To decode the suffix, let's mask off the bottom 15 bits: 0x0421, or 000 0100 0010 0001. It's a little clearer when we rearrange into 5-bit groups: 00001 00001 00001.
Looking up each of those 5-bit groups into our table, we get a suffix of AAA, making for a tail number of OO-AAA. Too easy!
This is perhaps a smidge harder to show visually, but just as easy to decode as the 5-bit format above. Let's try this out with a tail number of 0x471F7E. Again referring to the country prefix list, we find that Hungary has been allocated the 9-bit prefix of 0x470___, and we know Hungarian tail numbers start with a HA-.
Instead of a divide-by-32 approach that we took with the 5-bit suffixes, we'll need to divide by 26 for this tail number.

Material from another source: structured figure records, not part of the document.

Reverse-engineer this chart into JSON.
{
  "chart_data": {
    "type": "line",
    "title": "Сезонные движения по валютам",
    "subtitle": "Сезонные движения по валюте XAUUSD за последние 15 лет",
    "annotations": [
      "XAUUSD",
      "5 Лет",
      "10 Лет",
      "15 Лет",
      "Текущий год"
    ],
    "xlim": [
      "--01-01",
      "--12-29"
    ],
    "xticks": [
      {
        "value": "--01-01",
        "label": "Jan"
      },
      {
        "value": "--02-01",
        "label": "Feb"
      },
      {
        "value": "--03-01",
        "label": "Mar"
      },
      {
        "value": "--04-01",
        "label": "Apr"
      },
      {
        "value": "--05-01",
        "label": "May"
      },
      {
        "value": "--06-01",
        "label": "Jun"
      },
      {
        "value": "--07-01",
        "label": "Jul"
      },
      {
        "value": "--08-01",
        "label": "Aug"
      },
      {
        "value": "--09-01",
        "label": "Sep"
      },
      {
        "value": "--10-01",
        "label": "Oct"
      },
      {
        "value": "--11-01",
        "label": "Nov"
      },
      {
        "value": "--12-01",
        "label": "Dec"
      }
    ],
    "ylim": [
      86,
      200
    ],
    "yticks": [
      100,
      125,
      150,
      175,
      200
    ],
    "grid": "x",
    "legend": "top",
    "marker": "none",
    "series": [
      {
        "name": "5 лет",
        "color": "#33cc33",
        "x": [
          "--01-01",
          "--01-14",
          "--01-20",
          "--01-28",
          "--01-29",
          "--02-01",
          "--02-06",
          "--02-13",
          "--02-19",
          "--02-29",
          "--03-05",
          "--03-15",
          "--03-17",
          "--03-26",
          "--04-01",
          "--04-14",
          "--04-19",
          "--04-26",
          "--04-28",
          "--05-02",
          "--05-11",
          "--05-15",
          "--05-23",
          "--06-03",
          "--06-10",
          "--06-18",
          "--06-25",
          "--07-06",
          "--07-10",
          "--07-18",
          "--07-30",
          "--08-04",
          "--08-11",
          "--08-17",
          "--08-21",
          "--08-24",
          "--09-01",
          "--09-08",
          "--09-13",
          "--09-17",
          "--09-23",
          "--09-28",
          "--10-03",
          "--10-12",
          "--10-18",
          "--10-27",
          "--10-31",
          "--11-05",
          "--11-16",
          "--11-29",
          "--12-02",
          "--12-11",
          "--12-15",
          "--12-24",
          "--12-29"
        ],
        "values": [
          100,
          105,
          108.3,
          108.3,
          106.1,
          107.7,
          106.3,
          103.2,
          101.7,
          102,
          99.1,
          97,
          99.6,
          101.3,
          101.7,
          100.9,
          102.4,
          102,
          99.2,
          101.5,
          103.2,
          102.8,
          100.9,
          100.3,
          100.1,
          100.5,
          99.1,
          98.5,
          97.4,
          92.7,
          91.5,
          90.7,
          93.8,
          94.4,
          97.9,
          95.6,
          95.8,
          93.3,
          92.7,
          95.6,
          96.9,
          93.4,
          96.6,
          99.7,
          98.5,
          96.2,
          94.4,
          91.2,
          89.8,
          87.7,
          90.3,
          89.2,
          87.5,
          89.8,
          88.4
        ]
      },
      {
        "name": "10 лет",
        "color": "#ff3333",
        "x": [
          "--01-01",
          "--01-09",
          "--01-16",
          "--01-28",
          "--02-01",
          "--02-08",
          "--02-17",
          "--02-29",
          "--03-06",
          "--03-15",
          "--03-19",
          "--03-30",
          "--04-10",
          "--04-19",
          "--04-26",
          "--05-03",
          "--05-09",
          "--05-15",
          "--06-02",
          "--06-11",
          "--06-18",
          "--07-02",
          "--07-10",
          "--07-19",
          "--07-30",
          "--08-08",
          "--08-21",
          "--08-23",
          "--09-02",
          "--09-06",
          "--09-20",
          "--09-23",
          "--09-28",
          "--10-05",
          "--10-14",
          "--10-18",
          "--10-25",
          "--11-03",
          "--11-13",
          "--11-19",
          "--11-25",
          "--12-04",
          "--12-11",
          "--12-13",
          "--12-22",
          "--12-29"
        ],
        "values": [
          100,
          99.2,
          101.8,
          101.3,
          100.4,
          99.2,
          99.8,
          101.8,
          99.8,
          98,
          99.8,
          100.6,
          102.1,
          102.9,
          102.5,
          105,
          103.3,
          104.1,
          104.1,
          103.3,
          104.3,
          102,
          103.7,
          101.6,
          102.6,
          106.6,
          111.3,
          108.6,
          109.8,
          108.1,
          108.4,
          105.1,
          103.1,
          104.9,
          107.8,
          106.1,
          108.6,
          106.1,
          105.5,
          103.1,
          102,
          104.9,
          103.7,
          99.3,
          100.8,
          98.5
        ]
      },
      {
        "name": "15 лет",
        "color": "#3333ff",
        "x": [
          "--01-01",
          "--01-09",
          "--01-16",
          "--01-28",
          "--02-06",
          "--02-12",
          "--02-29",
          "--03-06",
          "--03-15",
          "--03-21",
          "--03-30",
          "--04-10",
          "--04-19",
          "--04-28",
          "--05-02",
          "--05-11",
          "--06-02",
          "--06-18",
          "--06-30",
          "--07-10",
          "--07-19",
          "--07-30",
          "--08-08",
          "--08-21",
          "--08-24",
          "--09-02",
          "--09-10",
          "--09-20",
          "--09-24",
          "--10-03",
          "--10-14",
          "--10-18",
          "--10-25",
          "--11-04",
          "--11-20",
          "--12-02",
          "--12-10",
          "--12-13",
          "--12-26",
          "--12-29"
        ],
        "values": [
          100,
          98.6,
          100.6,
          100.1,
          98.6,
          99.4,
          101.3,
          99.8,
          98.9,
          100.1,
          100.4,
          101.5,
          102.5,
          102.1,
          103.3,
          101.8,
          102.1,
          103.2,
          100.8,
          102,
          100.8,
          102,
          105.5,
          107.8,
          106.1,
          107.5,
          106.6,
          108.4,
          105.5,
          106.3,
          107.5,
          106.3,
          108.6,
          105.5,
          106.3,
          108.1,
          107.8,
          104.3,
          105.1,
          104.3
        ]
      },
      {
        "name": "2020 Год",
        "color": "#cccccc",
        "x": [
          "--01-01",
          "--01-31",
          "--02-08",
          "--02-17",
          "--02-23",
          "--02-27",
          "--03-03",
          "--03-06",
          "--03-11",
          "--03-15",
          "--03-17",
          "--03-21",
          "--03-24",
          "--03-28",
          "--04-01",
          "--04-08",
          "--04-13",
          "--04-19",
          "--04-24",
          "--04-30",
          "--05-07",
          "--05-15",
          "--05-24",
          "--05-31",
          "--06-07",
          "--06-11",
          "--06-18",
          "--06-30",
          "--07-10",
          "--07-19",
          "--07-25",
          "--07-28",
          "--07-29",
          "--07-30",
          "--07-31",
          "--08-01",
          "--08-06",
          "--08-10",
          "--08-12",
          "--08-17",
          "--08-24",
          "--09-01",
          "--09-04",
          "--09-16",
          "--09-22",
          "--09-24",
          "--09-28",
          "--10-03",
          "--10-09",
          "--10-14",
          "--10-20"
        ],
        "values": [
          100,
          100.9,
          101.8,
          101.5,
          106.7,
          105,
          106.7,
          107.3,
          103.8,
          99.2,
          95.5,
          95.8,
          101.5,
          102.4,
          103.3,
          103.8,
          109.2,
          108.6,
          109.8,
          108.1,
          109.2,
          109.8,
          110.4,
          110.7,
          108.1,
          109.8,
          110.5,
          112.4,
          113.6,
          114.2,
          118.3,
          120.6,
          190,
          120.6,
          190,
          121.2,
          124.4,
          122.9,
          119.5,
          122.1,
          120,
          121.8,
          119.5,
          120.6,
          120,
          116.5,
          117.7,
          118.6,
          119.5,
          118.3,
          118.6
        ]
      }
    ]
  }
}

First, find the offset within the Hungary block, by subtracting 0x470000 from the 24-bit ID. This leaves us with 0x1F7E, or 8062 in decimal.
floor(8062 / (26 * 26)) = 11
floor(8062 / 26) % 26 = 24
8062 % 26 = 2
From this, we can consult our friendly Latin alphabet, and look at the (zero-indexed) letter for each calculation. 11 is L, 24 is Y, 2 is C, leaving us with HA-LYC.
Not all aircraft regulators manage their address block in the same manner, so you'll see different countries using different base offsets, depending on the size of their ICAO24 address block and the way they allocate tail numbers. If you have 3 or 4 tail numbers from a country and their corresponding ICAO24 addresses, you can confirm whether they have a common base address for the tail number, and whether there is a consistent scale between each tail number (typically 1:1).
For this example, let's use North Korea, who we (experimentally) have determined start their addresses at tail number 0 = address 0x727530. We know their tail number prefix is P-, so to decode 0x7277D0, we'll subtract 0x727530.. which leaves us with 0x2A0, or P-672. Easy!
Take a quick look at the ADJS-B library if you're interested in decoding other countries' ICAO24 IDs, including Australia, Belgium, Canada, Switzerland, Germany, Denmark, Finland, France, Greece, Hungary, Japan, North Korea, South Korea, Portugal, Romania, Russia, Sweden, Thailand, Turkey, the US and South Africa.
One quick word of warning, though: these mappings were (mostly) determined experimentally, as very few countries publish their address-to-tail-number algorithms. And many countries don't actually have a static mapping – they generate seemingly-random IDs that are assigned to an aircraft, rather than rely on a static, algorithmic mapping between the two.